Id. at 739-40, 94 S.Ct. 2038. Similarly, in this case, the IRS bases its position squarely upon the explicit language of the Internal Revenue Code, and the disclosure conditions form part of the overall tax subsidy scheme.
Because the federal tax exception to the Declaratory Judgment Act is at least as broad as the prohibition of the Anti-Injunction Act, our holding also forecloses the appellees from seeking declaratory reliefSee Alexander v. "Americans United," Inc., 416 U.S. 752, 758 n. 10, 94 S.Ct. 2053, 40 L.Ed.2d 518 (1974).
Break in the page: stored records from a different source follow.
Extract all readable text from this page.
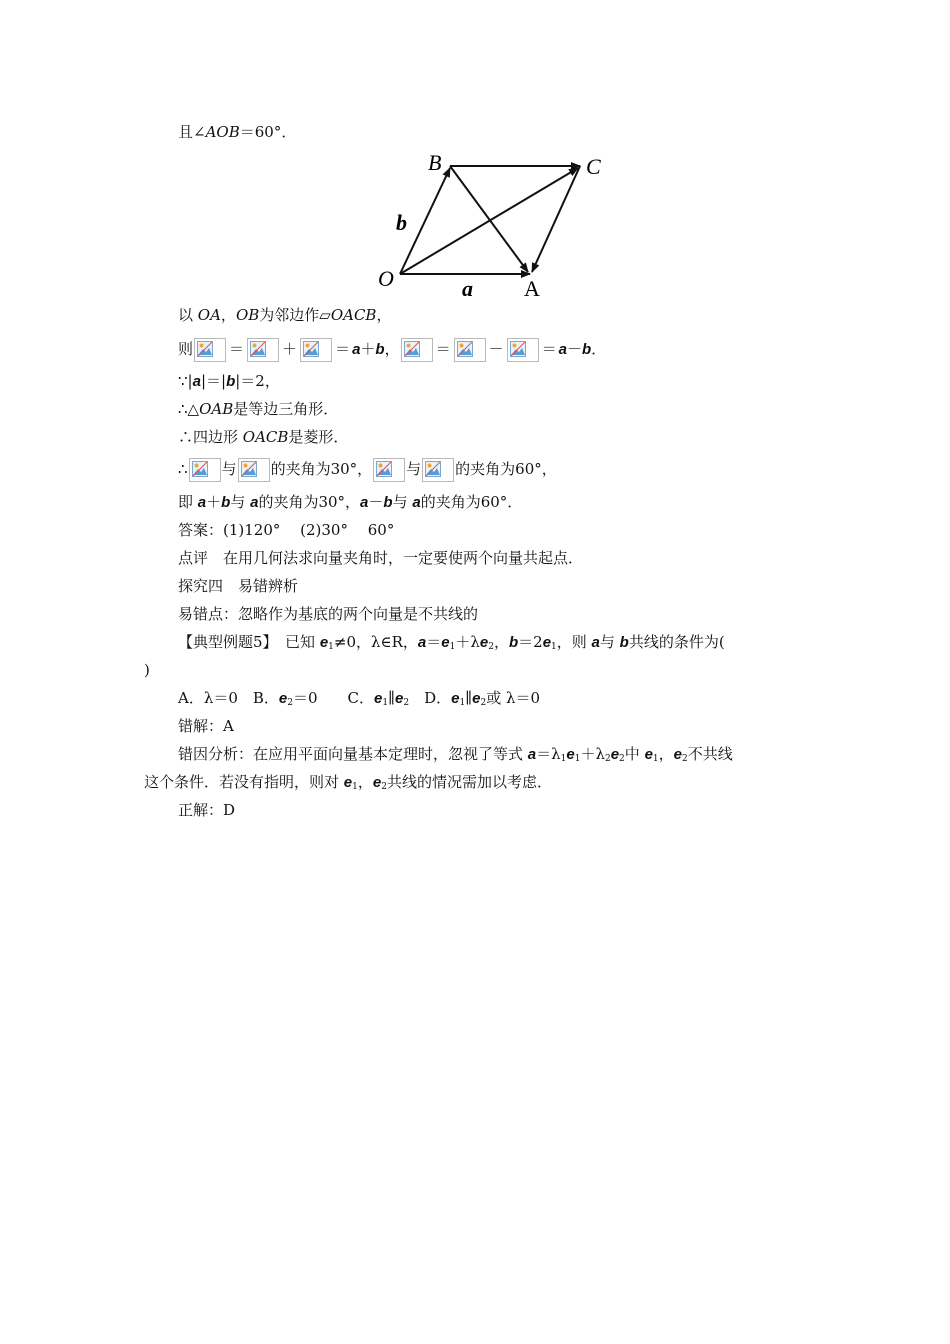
且∠AOB＝60°．
B	C
O	A
a
b
以 OA，OB为邻边作▱OACB，
则 ＝	＋	＝ a＋b， ＝	－	＝ a－b．
∵|a|＝|b|＝2，
∴△OAB是等边三角形．
∴四边形 OACB是菱形．
∴ 与 的夹角为30°， 与 的夹角为60°，
即 a＋b与 a的夹角为30°，a－b与 a的夹角为60°．
答案：(1)120°　 (2)30°　 60°
点评　在用几何法求向量夹角时，一定要使两个向量共起点．
探究四　易错辨析
易错点：忽略作为基底的两个向量是不共线的
【典型例题5】　已知 $e_1\ne 0$，λ∈R，$a=e_1+\lambda e_2$，$b=2e_1$，则 a与 b共线的条件为(
)
A．λ＝0　B．$e_2=0$　　C．$e_1\parallel e_2$　D．$e_1\parallel e_2$或 λ＝0
错解：A
错因分析：在应用平面向量基本定理时，忽视了等式 $a=\lambda_1e_1+\lambda_2e_2$中 $e_1$，$e_2$不共线
这个条件．若没有指明，则对 $e_1$，$e_2$共线的情况需加以考虑．
正解：D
The appellees note that the district court also found section 527(j) unconstitutional with respect to contributions under its Tenth Amendment analysisSee Republican Assemblies II, 218 F.Supp.2d at 1352. However, this analysis rested on the finding that section 527(j) "is not a revenue measure and does not serve any revenue purpose." Id. Our analysis above disposes of this issue. Section 527(j) merely places conditions on private organizations who voluntarily seek a federal tax subsidy, something well within the taxing authority conferred upon Congress. We also note that the complaint does not allege that Haughton ever gave money to state political organizations, making his connection to this claim highly tenuous. See Complaint at para. 19, 61-62. In addition, Congress has now exempted many purely state-level organizations from section 527(j) disclosure requirements. See Pub.L. 107-276, 116 Stat.1929 (Nov. 2, 2002).